To compliment RAF Pevensey Chain Home radar station, a new GCI station, RAF Wartling, was built on the opposite side of the road becoming operational in 1941. RAF Pevensey acted as an early warning station detecting hostile aircraft, reporting to the filter room at Bentley Priory and thence to 11 Group HQ at RAF Uxbridge (responsible for the SE corner of England) who would scramble the nearest aircraft for RAF Wartling to control. The Ground Controller working from his PPI (Plan Position Indicator) display screen would be able to talk directly to the pilots of the fighters they were controlling giving them directions to intercept the enemy aircraft that within the range of the aircraft’s own intercept radar.
The GCI station was established in three stages: ‘mobile’, ‘intermediate transportable’ and ‘final’. Early stations (from 1940) had equipment on wheeled caravans and temporary wooden hutting; these were replaced by intermediate stations which had the aerial arrays mounted above and below a wooden gantry, with operations carried out from wooden huts.
Final stations, built from 1942, had brick operations blocks, known as ‘Happidromes’.
These stations had a single rotating aerial array with the transmitter and receiver housed in a well below ground designated an R7. The happidrome became fully operational at Wartling in July 1943 replacing the intermediate GCI station.
By December 1945, RAF Pevensey had been taken off line and was described as ‘caretaking’ (Air 25/686 Appendix A). The GCI station at Wartling remained operational and by 1947 was one of the few remaining GCI stations in the south of England and its Happidrome, had been suitably enlarged to enable the station to fulfill this role.
By 1950, the threat of the Atomic bomb had caused a serious rethink in the organisation of air defence and a plan, codenamed ROTOR, was instituted to replace many of the existing stations with new protected underground operations rooms.
It was decided to rebuild the GCI station at Wartling underground with a new two level R3 operations building alongside the old Happidrome. Due to the location being barely above sea level, the trail test bores sunk to determine the site of the R3 indicated that the building would be liable to serious flooding if this location was chosen.

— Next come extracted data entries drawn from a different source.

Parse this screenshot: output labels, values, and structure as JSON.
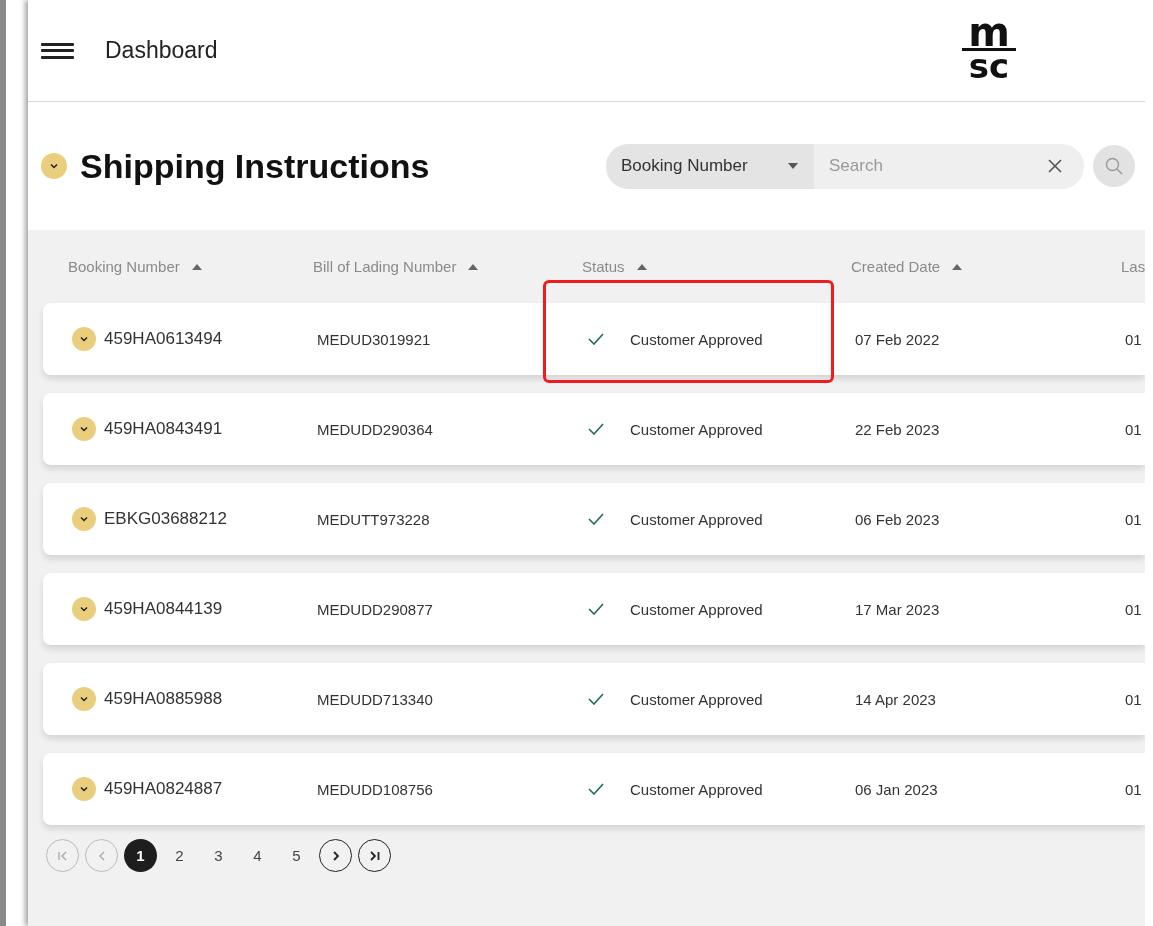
{
  "header": {
    "title": "Dashboard",
    "logo": {
      "top": "m",
      "bottom": "sc"
    }
  },
  "page": {
    "title": "Shipping Instructions"
  },
  "search": {
    "filter": "Booking Number",
    "placeholder": "Search"
  },
  "table": {
    "columns": [
      {
        "label": "Booking Number",
        "sortable": true
      },
      {
        "label": "Bill of Lading Number",
        "sortable": true
      },
      {
        "label": "Status",
        "sortable": true
      },
      {
        "label": "Created Date",
        "sortable": true
      },
      {
        "label": "Las",
        "sortable": false
      }
    ],
    "rows": [
      {
        "booking": "459HA0613494",
        "bol": "MEDUD3019921",
        "status": "Customer Approved",
        "approved": true,
        "created": "07 Feb 2022",
        "column_5": "01",
        "highlighted": true
      },
      {
        "booking": "459HA0843491",
        "bol": "MEDUDD290364",
        "status": "Customer Approved",
        "approved": true,
        "created": "22 Feb 2023",
        "column_5": "01",
        "highlighted": false
      },
      {
        "booking": "EBKG03688212",
        "bol": "MEDUTT973228",
        "status": "Customer Approved",
        "approved": true,
        "created": "06 Feb 2023",
        "column_5": "01",
        "highlighted": false
      },
      {
        "booking": "459HA0844139",
        "bol": "MEDUDD290877",
        "status": "Customer Approved",
        "approved": true,
        "created": "17 Mar 2023",
        "column_5": "01",
        "highlighted": false
      },
      {
        "booking": "459HA0885988",
        "bol": "MEDUDD713340",
        "status": "Customer Approved",
        "approved": true,
        "created": "14 Apr 2023",
        "column_5": "01",
        "highlighted": false
      },
      {
        "booking": "459HA0824887",
        "bol": "MEDUDD108756",
        "status": "Customer Approved",
        "approved": true,
        "created": "06 Jan 2023",
        "column_5": "01",
        "highlighted": false
      }
    ]
  },
  "pagination": {
    "first_disabled": true,
    "prev_disabled": true,
    "next_disabled": false,
    "last_disabled": false,
    "pages": [
      {
        "label": "1",
        "selected": true
      },
      {
        "label": "2",
        "selected": false
      },
      {
        "label": "3",
        "selected": false
      },
      {
        "label": "4",
        "selected": false
      },
      {
        "label": "5",
        "selected": false
      }
    ]
  }
}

It would have been too expensive to overcome this problem so an alternative site was found on higher ground with the Type 7 radar scanner remaining at the old site as this was more suited for its performance. A new, larger R7 Mk III bunker was built, close to the redundant R7. During construction of the new station, the Happidrome remained fully operational.
The new protected technical building was not completed until 28th February 1955, two years behind schedule. On this date it was handed over to the RAF Signals Sections for four weeks ‘running up’ before becoming fully operational on 28th March when control was transferred over to the underground R3 operations bunker.
The now redundant happidrome was demolished shortly after the new GCI station was commissioned and the site was cleared; no trace of the happidrome remains. A pillbox and a small unidentified brick building provide the only evidence of the intermediate GCI station which was located in the same field, a little to the south.
The Type 7 well can still be traced in an adjacent field although the access hatches have been capped and the structure has been partially covered over with soil. The only other remaining buildings associated with the GCI station are the No. 1 IFF cubicle with a second pillbox close by.
The domestic camp for RAF Wartling was on either side of Wartling Road at its junction with Wood Lane, just south of Herstmonceux Castle. Little trace remains; the collapsed guard room can still be found on the west side of Wartling Road and behind it the sergeants' mess which has also collapsed.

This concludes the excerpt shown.